In a recent column for Golf Australia Magazine, journalist Rod Morri challenged the continued use of the term “Ladies Tee” to describe the forward tee markers at some clubs. He proposed a powerful and confronting thought experiment: imagine if you swap the word “Ladies” for a different identifier of people – how would that sound? When applying the same treatment to other groups, some may find it offensive.
The opposing argument might point out that the middle and back tees are sometimes called the “Men’s Tees”. What’s the problem? Well, that fails to acknowledge that many women and girls are more than capable of outplaying less-skilled men from the same tees.
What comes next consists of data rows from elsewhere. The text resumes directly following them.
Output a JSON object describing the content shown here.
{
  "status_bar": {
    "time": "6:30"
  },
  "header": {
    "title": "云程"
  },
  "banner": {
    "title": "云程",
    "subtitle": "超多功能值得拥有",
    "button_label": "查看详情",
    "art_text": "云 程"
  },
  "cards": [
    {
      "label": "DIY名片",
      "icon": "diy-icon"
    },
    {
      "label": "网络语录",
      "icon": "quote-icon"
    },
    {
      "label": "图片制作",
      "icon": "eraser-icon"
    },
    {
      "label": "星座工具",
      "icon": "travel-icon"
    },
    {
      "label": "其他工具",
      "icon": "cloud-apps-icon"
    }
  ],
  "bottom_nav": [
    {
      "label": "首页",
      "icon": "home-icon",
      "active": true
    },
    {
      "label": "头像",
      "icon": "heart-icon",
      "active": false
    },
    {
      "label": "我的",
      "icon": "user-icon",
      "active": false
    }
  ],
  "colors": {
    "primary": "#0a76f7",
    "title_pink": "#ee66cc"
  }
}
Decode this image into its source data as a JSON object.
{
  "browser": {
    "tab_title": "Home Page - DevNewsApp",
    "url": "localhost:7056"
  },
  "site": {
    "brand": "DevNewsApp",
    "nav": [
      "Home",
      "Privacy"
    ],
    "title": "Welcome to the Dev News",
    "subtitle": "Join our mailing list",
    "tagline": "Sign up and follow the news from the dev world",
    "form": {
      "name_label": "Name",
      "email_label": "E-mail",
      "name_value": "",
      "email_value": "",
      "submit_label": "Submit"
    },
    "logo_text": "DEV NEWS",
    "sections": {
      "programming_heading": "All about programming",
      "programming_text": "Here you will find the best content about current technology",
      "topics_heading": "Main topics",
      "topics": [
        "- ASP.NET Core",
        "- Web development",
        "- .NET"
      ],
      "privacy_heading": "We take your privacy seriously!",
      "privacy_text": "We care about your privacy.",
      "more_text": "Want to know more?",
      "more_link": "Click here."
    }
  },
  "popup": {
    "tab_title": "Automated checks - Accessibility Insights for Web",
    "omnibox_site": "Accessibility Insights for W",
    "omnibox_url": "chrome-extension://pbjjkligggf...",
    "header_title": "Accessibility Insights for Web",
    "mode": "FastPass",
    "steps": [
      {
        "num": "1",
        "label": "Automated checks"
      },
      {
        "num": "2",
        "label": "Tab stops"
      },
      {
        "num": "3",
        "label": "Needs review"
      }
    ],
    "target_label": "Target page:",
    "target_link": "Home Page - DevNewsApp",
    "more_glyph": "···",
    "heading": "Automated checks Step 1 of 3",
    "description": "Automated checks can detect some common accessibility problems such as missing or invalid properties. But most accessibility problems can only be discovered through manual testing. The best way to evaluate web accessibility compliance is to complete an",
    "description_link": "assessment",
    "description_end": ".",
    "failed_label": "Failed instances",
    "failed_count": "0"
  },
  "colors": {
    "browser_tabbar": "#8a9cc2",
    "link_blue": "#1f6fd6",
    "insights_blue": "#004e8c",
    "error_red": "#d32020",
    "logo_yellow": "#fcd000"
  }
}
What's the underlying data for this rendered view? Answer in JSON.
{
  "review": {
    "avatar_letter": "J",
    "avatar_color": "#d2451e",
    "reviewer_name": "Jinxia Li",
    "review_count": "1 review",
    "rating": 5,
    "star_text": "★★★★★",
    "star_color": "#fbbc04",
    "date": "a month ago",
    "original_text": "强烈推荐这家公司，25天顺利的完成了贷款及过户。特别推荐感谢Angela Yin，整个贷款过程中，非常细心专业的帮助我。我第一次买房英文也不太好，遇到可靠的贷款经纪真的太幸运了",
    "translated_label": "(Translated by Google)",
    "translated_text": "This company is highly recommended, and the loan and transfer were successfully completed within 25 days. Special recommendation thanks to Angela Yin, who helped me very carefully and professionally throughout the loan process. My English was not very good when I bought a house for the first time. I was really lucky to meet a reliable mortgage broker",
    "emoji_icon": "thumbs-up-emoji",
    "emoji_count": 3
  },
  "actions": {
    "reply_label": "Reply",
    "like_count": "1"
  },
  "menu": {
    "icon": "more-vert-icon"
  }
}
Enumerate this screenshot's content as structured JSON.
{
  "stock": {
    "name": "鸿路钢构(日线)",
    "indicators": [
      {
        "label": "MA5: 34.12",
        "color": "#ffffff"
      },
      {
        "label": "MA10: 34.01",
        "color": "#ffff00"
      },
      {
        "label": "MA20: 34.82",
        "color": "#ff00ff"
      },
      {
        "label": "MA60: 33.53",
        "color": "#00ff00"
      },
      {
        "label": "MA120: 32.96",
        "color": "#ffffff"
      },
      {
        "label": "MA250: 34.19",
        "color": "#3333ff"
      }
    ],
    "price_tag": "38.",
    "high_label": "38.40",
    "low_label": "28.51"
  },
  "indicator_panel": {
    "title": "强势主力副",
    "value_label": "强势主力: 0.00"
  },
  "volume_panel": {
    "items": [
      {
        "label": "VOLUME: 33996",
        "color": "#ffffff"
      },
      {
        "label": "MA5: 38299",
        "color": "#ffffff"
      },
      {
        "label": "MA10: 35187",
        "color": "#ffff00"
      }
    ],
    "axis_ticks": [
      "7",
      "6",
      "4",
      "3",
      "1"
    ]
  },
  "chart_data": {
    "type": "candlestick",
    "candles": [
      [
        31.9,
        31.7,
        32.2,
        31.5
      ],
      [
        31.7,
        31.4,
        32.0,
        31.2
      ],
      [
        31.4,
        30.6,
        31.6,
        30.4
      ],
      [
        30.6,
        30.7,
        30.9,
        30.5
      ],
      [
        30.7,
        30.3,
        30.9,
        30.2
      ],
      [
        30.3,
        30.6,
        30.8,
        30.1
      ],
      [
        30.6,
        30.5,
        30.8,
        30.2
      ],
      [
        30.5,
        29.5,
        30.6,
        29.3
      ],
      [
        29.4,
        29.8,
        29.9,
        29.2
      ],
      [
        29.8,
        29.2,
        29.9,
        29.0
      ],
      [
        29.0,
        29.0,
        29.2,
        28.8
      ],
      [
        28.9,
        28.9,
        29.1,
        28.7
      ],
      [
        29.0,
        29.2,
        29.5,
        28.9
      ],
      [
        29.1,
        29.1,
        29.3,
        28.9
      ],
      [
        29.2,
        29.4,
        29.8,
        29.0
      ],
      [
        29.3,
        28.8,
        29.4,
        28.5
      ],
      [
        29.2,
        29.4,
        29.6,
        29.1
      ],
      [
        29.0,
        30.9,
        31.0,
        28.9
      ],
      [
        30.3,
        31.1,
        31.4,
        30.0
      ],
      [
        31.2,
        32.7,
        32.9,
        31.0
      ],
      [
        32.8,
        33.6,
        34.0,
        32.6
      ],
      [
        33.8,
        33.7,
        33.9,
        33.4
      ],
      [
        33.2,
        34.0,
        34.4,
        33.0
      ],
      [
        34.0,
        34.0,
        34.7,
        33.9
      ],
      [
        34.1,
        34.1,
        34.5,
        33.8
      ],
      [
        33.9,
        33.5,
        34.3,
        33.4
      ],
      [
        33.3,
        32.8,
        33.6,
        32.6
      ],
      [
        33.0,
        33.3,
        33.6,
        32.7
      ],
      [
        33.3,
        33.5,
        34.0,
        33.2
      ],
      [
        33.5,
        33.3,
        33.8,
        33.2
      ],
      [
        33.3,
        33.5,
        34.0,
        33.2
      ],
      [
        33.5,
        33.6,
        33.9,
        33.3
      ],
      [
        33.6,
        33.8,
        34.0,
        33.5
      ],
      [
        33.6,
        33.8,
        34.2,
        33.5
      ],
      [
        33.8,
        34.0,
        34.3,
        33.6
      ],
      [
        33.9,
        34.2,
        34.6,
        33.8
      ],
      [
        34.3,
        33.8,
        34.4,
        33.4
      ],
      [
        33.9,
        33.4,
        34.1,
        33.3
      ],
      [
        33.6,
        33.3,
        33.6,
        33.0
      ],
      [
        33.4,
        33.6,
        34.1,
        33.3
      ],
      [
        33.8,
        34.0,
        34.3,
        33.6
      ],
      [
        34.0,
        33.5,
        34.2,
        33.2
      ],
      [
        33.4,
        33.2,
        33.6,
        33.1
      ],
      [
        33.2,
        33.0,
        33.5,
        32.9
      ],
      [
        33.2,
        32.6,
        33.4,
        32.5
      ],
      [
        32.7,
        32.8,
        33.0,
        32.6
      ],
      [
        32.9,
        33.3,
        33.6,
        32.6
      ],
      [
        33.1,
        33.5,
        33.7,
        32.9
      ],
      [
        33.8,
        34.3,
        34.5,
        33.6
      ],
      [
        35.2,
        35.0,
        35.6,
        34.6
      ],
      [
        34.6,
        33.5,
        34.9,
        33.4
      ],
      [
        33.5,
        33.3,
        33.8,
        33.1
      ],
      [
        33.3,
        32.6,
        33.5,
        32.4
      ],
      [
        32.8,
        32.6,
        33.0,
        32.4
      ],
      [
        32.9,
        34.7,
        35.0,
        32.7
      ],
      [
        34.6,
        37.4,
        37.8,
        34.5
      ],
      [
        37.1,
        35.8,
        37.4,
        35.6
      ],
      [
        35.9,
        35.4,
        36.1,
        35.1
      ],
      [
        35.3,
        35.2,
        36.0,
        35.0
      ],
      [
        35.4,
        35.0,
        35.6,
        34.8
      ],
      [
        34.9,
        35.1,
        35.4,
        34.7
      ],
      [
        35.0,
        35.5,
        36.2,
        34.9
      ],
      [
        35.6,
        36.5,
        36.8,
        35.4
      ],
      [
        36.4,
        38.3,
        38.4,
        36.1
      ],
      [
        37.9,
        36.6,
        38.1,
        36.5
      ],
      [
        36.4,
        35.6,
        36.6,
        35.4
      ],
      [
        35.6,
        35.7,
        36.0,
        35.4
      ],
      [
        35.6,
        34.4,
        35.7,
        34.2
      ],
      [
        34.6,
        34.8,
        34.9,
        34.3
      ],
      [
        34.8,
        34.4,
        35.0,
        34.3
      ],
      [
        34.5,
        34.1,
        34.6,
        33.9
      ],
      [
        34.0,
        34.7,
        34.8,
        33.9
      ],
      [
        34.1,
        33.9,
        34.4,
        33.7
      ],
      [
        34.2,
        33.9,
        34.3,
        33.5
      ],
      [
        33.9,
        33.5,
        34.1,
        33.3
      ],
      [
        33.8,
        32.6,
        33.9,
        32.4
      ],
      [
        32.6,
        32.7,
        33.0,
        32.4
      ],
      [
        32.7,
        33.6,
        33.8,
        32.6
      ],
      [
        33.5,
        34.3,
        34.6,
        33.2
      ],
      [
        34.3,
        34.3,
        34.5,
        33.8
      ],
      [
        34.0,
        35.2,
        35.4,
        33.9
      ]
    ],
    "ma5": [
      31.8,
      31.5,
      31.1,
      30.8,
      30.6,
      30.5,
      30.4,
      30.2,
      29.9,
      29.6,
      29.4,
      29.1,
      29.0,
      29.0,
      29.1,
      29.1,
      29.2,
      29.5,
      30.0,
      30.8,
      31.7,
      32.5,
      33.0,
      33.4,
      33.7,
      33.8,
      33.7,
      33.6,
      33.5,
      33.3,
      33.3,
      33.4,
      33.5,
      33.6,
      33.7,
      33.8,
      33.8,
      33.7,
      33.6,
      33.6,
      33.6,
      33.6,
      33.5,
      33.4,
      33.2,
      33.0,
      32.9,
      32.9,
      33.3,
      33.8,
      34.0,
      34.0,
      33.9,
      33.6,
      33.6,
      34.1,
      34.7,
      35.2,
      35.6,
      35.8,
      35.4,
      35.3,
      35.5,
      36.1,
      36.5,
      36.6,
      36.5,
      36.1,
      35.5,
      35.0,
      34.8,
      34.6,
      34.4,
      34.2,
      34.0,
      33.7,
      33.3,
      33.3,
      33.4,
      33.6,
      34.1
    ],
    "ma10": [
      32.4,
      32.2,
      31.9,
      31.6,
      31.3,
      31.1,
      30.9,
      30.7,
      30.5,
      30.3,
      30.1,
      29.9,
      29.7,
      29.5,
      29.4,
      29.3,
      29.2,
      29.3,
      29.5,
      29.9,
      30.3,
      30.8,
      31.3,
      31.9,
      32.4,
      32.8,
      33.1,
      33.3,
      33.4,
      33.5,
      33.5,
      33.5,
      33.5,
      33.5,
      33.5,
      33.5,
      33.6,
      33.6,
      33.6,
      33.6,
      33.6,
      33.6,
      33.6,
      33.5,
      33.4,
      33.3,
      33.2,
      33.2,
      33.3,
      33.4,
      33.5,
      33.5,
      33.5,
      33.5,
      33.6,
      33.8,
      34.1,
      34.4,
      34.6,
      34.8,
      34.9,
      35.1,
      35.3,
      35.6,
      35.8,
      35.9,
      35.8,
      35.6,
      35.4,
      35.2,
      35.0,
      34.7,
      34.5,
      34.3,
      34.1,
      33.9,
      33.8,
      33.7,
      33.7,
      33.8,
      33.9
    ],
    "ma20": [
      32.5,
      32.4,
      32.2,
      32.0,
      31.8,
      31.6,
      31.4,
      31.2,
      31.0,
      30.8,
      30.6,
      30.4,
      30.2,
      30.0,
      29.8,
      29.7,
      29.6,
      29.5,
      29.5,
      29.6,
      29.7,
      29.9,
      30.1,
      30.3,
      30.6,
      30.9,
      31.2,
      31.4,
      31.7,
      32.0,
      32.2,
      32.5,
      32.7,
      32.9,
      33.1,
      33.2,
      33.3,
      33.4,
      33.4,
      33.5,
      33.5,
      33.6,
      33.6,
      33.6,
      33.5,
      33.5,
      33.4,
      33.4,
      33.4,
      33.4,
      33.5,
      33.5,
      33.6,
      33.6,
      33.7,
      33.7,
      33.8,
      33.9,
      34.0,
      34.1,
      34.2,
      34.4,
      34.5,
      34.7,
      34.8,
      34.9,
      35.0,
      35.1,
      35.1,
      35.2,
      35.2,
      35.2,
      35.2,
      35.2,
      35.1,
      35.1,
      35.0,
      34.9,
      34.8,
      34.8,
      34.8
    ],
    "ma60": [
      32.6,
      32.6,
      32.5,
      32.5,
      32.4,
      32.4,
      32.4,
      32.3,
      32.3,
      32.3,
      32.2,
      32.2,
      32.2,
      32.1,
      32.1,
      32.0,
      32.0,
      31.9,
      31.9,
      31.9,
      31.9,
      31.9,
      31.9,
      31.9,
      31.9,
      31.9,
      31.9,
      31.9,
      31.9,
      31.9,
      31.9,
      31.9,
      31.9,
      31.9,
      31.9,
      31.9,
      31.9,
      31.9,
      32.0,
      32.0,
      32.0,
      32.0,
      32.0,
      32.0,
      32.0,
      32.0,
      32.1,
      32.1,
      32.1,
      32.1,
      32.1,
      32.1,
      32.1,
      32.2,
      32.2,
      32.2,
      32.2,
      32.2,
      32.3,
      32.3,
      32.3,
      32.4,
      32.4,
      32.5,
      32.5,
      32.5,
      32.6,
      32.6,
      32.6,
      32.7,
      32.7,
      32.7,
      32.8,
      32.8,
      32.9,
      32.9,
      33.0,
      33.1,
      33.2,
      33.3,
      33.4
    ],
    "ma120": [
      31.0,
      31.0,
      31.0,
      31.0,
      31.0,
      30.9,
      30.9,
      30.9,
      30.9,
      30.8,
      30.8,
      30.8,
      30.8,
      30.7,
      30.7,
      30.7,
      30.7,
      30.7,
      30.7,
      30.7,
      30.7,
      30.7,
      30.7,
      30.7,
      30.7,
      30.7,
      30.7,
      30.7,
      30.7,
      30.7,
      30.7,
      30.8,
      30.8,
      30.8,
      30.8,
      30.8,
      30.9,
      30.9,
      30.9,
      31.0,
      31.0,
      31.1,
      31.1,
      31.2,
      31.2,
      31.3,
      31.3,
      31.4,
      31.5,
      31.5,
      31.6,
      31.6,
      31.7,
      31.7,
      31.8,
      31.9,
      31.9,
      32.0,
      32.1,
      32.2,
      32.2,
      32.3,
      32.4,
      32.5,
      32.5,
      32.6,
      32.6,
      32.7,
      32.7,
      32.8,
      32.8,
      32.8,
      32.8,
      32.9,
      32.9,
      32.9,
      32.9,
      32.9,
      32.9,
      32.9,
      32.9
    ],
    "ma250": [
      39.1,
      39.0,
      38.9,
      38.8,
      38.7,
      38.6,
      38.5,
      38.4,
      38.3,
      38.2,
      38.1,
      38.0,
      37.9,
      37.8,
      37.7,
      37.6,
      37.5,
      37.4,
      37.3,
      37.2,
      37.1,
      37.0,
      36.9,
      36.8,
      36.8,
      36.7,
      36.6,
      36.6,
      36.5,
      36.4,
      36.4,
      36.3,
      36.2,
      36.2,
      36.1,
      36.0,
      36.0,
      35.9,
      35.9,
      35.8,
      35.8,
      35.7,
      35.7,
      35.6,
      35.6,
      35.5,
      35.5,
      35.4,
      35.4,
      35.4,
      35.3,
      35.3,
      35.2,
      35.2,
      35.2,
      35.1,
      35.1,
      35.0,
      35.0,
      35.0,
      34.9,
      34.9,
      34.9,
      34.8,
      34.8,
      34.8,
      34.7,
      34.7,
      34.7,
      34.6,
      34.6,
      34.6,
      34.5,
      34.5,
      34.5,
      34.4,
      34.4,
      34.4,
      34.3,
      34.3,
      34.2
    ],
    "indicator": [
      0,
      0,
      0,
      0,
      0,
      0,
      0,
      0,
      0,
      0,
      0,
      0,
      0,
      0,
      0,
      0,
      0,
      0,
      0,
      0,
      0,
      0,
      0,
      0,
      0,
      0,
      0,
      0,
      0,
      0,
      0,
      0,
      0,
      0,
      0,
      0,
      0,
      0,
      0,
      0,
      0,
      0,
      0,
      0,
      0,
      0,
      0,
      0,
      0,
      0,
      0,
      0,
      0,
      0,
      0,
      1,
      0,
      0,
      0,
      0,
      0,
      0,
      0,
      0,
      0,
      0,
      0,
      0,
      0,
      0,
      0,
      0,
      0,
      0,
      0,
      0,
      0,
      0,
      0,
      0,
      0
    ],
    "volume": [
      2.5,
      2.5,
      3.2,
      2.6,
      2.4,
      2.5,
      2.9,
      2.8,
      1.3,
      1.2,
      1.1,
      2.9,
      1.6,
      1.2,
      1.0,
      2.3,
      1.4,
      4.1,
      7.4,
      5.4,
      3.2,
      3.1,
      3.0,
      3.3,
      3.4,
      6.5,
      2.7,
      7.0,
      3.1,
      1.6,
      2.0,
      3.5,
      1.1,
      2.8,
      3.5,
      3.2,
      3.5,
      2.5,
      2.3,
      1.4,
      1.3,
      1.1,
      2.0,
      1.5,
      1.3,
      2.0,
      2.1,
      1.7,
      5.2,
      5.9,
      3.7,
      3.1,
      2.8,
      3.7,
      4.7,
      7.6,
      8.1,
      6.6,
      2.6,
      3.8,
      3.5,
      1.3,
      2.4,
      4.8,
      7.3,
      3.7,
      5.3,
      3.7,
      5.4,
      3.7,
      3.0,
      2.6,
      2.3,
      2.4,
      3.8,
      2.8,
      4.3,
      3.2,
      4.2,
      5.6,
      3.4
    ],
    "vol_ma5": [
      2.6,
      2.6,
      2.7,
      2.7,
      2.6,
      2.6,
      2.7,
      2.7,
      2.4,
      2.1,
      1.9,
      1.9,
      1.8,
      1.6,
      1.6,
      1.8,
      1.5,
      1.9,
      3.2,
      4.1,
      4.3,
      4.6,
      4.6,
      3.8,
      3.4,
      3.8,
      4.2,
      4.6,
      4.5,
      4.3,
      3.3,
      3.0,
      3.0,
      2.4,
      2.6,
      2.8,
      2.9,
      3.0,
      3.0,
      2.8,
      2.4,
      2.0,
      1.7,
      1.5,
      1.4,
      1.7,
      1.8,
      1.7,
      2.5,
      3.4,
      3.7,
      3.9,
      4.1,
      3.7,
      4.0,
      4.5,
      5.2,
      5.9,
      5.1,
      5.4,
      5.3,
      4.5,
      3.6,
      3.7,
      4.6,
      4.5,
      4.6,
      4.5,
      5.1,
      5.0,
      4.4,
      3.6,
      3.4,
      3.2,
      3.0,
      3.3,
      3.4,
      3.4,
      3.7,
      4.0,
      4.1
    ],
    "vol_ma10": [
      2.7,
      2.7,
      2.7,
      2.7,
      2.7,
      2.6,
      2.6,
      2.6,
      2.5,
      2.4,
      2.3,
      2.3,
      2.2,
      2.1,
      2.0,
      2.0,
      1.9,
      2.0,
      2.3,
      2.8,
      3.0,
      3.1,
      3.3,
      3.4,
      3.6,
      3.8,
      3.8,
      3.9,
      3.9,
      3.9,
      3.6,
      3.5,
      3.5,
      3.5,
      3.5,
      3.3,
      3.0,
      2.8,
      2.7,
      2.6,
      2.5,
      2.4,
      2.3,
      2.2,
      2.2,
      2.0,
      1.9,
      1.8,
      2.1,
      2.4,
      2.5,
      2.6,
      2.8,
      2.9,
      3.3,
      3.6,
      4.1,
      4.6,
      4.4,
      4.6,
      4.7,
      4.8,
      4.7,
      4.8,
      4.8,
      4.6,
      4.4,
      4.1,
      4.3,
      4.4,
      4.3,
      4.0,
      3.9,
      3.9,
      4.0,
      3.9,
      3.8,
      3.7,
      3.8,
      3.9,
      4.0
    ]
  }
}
And conversely many older, beginner or less skilled men would find golf more enjoyable if they played off the forward tees.
Also, claiming the middle and back tees as the “Men’s Tees” somehow implies that men are the default? And consider at least the choice of the word “Ladies” instead of “Women” – golfing men aren’t required to live up to the lofty standards of a “Gentleman” but women who play golf must behave as “Ladies”?
It’s time for all Australian clubs to get on board with gender-neutral tee names. Using colours is fine. Even better, it’s common in Scandinavian countries to use the length of the course as the tee markers. (e.g., the “59” tees denote the 5,900-yard course, the “62” tees are the 6,200-yard course and so on). This encourages players to simply choose the tees that are best suited to their skill level – the only logical way to choose a tee.
Under the changes that were introduced with the World Handicap System (WHS), all clubs are able to have every tee marker rated for men and women. Also, the changes to the Daily Handicap calculation levels the playing field for men and women competing in the same competition off different tees. The WHS calculations for Daily Handicaps and Net scores take care of everything so that 36pts beats 35pts regardless of gender or tees.
MSL’s golf product – PPG – supports the mixed-gender option as its default setting for new competitions. The only obstacles that are preventing more inclusive and enjoyable competitions aren’t system-level they’re systemic.